One is from a legal standpoint. The other is from a moral standpoint.





I often must tell myself that I am on a hockey board.........



Well you can forget the moral bullshit, that's personal and should remain that way. So then what changes the legal standpoint? Because it's happened in these kind of cases all throughout history before. It's people like Kevorkian. People like Rosa Parks, like Martin Luther King, etc. The circumstances and topics are different from each other in my examples of course, but the main point is the same.There are those who must take that initial risk to push the evolution of whatever it is holding us back from progressing, even meaning breaking a law if that be the case. Those first people to take that plunge are almost always demonized, ostracized, persecuted and even killed. Because they chose not to be "normal".
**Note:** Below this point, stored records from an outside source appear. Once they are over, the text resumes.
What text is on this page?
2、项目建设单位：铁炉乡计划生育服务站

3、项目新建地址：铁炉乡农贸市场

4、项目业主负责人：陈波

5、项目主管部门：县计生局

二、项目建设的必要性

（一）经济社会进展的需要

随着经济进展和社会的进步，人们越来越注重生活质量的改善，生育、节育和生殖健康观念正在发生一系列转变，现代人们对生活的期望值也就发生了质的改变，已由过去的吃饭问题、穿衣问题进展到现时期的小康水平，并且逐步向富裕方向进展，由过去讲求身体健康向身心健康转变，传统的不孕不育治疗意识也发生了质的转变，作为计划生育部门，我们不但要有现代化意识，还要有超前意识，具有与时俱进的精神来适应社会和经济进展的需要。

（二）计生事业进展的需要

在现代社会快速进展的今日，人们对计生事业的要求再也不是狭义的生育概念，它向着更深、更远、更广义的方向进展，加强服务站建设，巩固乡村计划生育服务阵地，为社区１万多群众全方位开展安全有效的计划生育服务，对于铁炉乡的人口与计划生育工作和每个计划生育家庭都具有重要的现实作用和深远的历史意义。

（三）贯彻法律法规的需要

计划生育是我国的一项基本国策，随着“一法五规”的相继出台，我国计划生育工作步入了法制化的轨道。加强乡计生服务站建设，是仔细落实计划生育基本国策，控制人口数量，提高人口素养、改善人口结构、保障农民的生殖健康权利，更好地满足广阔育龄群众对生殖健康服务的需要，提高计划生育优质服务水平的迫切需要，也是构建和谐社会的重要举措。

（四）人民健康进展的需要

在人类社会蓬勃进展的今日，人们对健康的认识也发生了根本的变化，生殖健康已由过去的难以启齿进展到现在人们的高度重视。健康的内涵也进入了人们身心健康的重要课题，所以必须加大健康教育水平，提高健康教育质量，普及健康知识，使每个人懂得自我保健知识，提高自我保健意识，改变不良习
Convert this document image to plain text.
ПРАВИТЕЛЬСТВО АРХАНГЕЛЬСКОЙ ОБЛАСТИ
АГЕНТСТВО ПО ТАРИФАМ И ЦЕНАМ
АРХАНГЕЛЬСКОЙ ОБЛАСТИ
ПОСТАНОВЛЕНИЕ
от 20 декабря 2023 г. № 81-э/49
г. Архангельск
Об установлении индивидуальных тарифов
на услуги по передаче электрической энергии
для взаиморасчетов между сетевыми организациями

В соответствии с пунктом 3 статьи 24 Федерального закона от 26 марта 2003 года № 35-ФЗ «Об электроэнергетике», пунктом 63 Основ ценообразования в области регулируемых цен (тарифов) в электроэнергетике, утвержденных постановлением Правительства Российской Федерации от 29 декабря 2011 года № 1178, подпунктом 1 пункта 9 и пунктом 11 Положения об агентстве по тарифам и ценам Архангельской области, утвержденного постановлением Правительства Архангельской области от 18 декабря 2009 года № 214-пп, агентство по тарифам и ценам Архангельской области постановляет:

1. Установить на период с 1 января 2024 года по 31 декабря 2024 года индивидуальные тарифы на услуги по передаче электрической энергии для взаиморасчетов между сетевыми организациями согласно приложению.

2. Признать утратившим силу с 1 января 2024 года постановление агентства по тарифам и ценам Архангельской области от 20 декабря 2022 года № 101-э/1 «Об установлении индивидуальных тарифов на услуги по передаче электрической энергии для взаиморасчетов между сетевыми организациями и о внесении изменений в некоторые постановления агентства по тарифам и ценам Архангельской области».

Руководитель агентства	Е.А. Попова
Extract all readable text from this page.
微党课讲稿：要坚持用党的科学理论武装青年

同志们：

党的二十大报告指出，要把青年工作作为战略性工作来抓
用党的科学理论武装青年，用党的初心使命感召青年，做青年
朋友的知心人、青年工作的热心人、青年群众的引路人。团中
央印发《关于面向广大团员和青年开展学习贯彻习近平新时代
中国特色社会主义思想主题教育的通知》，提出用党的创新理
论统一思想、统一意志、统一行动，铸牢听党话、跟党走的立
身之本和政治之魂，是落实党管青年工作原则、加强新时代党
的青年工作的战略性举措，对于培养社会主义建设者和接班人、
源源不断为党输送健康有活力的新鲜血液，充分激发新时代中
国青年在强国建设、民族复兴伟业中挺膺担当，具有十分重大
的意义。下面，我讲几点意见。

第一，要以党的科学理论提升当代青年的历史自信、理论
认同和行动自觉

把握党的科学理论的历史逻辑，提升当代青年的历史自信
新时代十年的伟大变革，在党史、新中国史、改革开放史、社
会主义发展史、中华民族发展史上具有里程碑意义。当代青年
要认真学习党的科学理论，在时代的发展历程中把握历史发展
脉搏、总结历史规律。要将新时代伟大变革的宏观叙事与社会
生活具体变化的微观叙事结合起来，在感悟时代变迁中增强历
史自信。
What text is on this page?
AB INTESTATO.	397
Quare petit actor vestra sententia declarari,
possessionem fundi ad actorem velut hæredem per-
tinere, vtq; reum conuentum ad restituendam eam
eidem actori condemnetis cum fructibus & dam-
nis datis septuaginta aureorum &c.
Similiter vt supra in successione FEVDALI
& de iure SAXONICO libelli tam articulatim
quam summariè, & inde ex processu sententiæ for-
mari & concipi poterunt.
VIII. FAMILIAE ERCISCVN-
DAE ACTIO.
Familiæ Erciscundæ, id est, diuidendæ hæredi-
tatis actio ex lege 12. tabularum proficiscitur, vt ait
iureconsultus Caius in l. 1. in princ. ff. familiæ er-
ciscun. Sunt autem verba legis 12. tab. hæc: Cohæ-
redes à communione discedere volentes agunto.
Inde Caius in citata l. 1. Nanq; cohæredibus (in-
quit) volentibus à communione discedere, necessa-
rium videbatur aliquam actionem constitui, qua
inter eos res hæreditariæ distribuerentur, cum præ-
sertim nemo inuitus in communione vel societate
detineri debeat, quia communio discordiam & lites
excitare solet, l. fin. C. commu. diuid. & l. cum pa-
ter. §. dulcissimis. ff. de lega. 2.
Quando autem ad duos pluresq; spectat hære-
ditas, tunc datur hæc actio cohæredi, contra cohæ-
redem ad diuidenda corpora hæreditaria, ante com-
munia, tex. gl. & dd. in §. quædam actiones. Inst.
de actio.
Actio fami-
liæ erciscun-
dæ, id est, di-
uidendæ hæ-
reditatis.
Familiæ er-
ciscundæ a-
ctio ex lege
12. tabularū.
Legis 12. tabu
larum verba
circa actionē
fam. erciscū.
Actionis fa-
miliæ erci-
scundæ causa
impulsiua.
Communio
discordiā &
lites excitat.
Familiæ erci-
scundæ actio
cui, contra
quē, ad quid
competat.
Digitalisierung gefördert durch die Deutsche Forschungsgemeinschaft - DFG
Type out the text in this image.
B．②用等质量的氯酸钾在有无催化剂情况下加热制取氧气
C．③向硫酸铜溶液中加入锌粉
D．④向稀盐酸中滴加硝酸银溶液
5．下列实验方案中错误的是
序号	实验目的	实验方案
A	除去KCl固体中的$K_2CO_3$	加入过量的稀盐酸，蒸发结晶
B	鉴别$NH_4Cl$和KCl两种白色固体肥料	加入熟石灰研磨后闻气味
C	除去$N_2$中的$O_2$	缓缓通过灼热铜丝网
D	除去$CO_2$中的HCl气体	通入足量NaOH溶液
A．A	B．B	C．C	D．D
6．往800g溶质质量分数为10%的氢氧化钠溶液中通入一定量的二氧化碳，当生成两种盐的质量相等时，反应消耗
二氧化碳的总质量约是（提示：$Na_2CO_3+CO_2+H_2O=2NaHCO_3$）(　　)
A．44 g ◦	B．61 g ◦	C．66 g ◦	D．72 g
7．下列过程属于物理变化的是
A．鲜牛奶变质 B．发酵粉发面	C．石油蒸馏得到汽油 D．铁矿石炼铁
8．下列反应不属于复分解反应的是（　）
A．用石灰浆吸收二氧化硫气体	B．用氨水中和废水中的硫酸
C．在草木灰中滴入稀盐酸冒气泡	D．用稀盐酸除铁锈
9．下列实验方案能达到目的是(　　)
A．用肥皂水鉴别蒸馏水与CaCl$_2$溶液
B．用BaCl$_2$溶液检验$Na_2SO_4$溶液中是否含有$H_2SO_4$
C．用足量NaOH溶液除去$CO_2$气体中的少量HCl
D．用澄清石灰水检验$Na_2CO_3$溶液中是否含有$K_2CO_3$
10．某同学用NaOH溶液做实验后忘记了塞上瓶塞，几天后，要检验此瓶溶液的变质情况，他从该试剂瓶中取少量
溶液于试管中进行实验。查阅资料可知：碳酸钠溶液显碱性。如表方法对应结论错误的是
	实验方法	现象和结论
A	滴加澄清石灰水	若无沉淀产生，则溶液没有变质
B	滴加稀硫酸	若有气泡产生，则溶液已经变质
It's the same song and dance, the same routine with how the majority of the "normal" people and especially the media deal with guys like Kevorkian. You've followed it to a tune. We put labels on them, be it creepy, lonely, odd, traitor, ****** lover, hippie, Commie, fascist, Marxist, baby killer, ******, pussy, whatever works. Whatever we'll run with. Whatever it is that best fits the circumstances. Whatever that is most convenient and, more importantly, most polarizing, the one that puts them in as much a negative light as possible, that separates them as much as possible from the "normal" people. Something that might dissuade potential supporters from being associated with that person.